Known as one of rock's greatest guitarists, Jeff Beck has a style that’s truly unique.
Melding classic rock, blues, jazz fusion and even electronica, Beck rose to prominence with the Yardbirds in the mid-1960s, embarked on a prolific solo career and became one of the most sought-after session musicians in the world.
An eight-time Grammy Award winner and two-time Rock and Roll Hall of Fame inductee, Beck has plenty of hits he could have chosen to play for his appearance on Fender Sessions, but he decided to go back to one of his original influences — the iconic 1958 instrumental “Rumble.”
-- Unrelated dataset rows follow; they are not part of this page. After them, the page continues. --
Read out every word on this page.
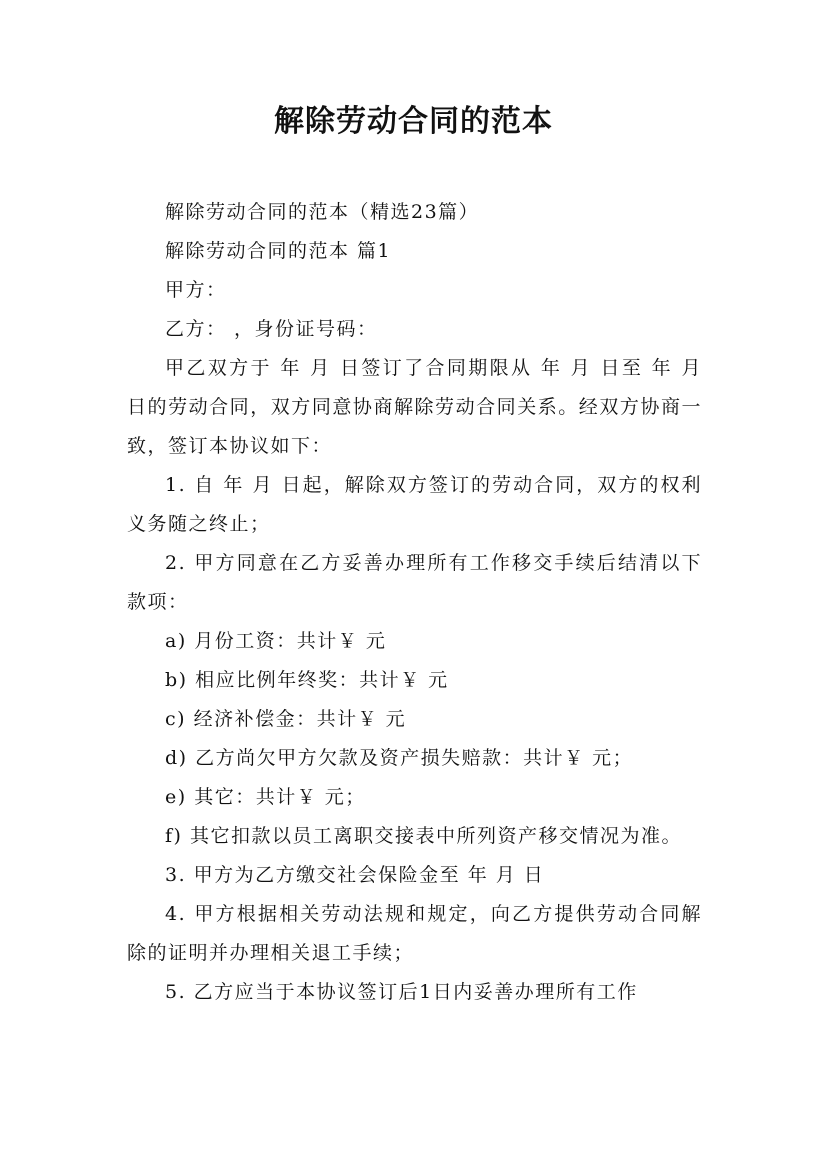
解除劳动合同的范本

解除劳动合同的范本（精选23篇）

解除劳动合同的范本 篇1

甲方：

乙方： ，身份证号码：

甲乙双方于 年 月 日签订了合同期限从 年 月 日至 年 月 日的劳动合同，双方同意协商解除劳动合同关系。经双方协商一致，签订本协议如下：

1. 自 年 月 日起，解除双方签订的劳动合同，双方的权利义务随之终止；

2. 甲方同意在乙方妥善办理所有工作移交手续后结清以下款项：

a) 月份工资：共计￥ 元

b) 相应比例年终奖：共计￥ 元

c) 经济补偿金：共计￥ 元

d) 乙方尚欠甲方欠款及资产损失赔款：共计￥ 元；

e) 其它：共计￥ 元；

f) 其它扣款以员工离职交接表中所列资产移交情况为准。

3. 甲方为乙方缴交社会保险金至 年 月 日

4. 甲方根据相关劳动法规和规定，向乙方提供劳动合同解除的证明并办理相关退工手续；

5. 乙方应当于本协议签订后1日内妥善办理所有工作
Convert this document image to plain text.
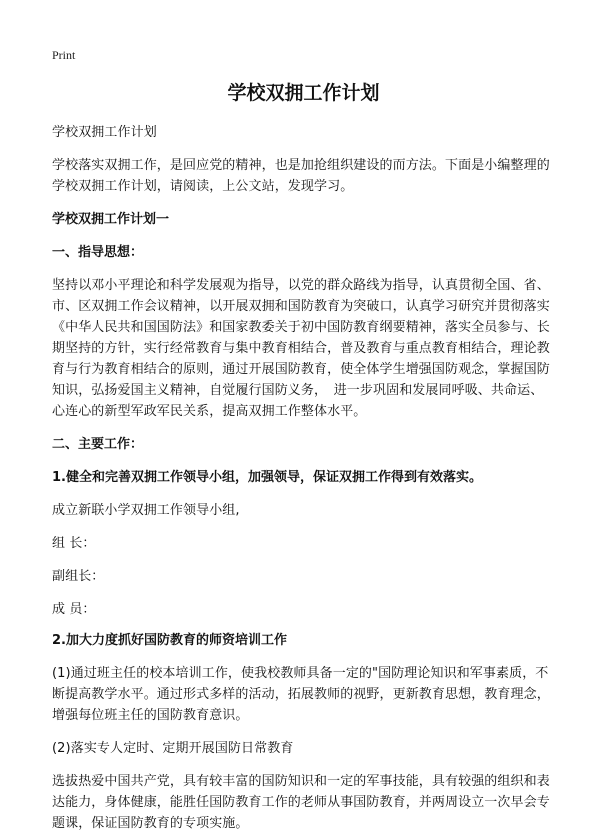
Print
学校双拥工作计划
学校双拥工作计划
学校落实双拥工作，是回应党的精神，也是加抢组织建设的而方法。下面是小编整理的学校双拥工作计划，请阅读，上公文站，发现学习。
学校双拥工作计划一
一、指导思想：
坚持以邓小平理论和科学发展观为指导，以党的群众路线为指导，认真贯彻全国、省、市、区双拥工作会议精神，以开展双拥和国防教育为突破口，认真学习研究并贯彻落实《中华人民共和国国防法》和国家教委关于初中国防教育纲要精神，落实全员参与、长期坚持的方针，实行经常教育与集中教育相结合，普及教育与重点教育相结合，理论教育与行为教育相结合的原则，通过开展国防教育，使全体学生增强国防观念，掌握国防知识，弘扬爱国主义精神，自觉履行国防义务，　进一步巩固和发展同呼吸、共命运、心连心的新型军政军民关系，提高双拥工作整体水平。
二、主要工作：
1.健全和完善双拥工作领导小组，加强领导，保证双拥工作得到有效落实。
成立新联小学双拥工作领导小组,
组 长：
副组长：
成 员：
2.加大力度抓好国防教育的师资培训工作
(1)通过班主任的校本培训工作，使我校教师具备一定的"国防理论知识和军事素质，不断提高教学水平。通过形式多样的活动，拓展教师的视野，更新教育思想，教育理念，增强每位班主任的国防教育意识。
(2)落实专人定时、定期开展国防日常教育
选拔热爱中国共产党，具有较丰富的国防知识和一定的军事技能，具有较强的组织和表达能力，身体健康，能胜任国防教育工作的老师从事国防教育，并两周设立一次早会专题课，保证国防教育的专项实施。
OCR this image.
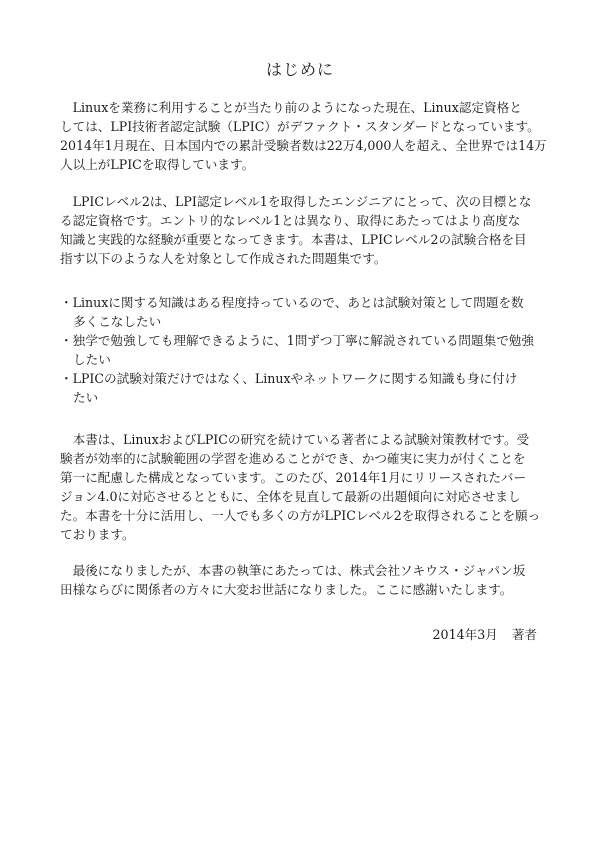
はじめに
　Linuxを業務に利用することが当たり前のようになった現在、Linux認定資格と
しては、LPI技術者認定試験（LPIC）がデファクト・スタンダードとなっています。
2014年1月現在、日本国内での累計受験者数は22万4,000人を超え、全世界では14万
人以上がLPICを取得しています。
　LPICレベル2は、LPI認定レベル1を取得したエンジニアにとって、次の目標とな
る認定資格です。エントリ的なレベル1とは異なり、取得にあたってはより高度な
知識と実践的な経験が重要となってきます。本書は、LPICレベル2の試験合格を目
指す以下のような人を対象として作成された問題集です。
・Linuxに関する知識はある程度持っているので、あとは試験対策として問題を数
多くこなしたい
・独学で勉強しても理解できるように、1問ずつ丁寧に解説されている問題集で勉強
したい
・LPICの試験対策だけではなく、Linuxやネットワークに関する知識も身に付け
たい
　本書は、LinuxおよびLPICの研究を続けている著者による試験対策教材です。受
験者が効率的に試験範囲の学習を進めることができ、かつ確実に実力が付くことを
第一に配慮した構成となっています。このたび、2014年1月にリリースされたバー
ジョン4.0に対応させるとともに、全体を見直して最新の出題傾向に対応させまし
た。本書を十分に活用し、一人でも多くの方がLPICレベル2を取得されることを願っ
ております。
　最後になりましたが、本書の執筆にあたっては、株式会社ソキウス・ジャパン坂
田様ならびに関係者の方々に大変お世話になりました。ここに感謝いたします。
2014年3月 著者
Originally released by Link Wray & His Ray Men, “Rumble” utilizes a heavy dose of distortion and tremolo, two effects that were just beginning to be explored in the burgeoning rock space. And since then, it’s been covered by countless artists and featured in several high-profile movies and television programs.
For Beck, it reminds him of those exciting early days of rock.
“My sister and I used to listen to Armed Forces Radio — it was the only source of American rock and roll at the time — and I remember ‘Rumble,’” he said. “My sister also introduced me to Jimmy Page, and one of the first things he played me was that, because it was so simple to play.
“Ironically, we’re still playing it, the same three chords.”
For his “Rumble” performance, Beck brought out an American Vintage II 1957 Stratocaster. A longtime Strat player, Beck was a perfect fit to showcase the authentic tone of its Pure Vintage ’57 Stratocaster pickups, bringing together a timeless artist and timeless instrument on a timeless track.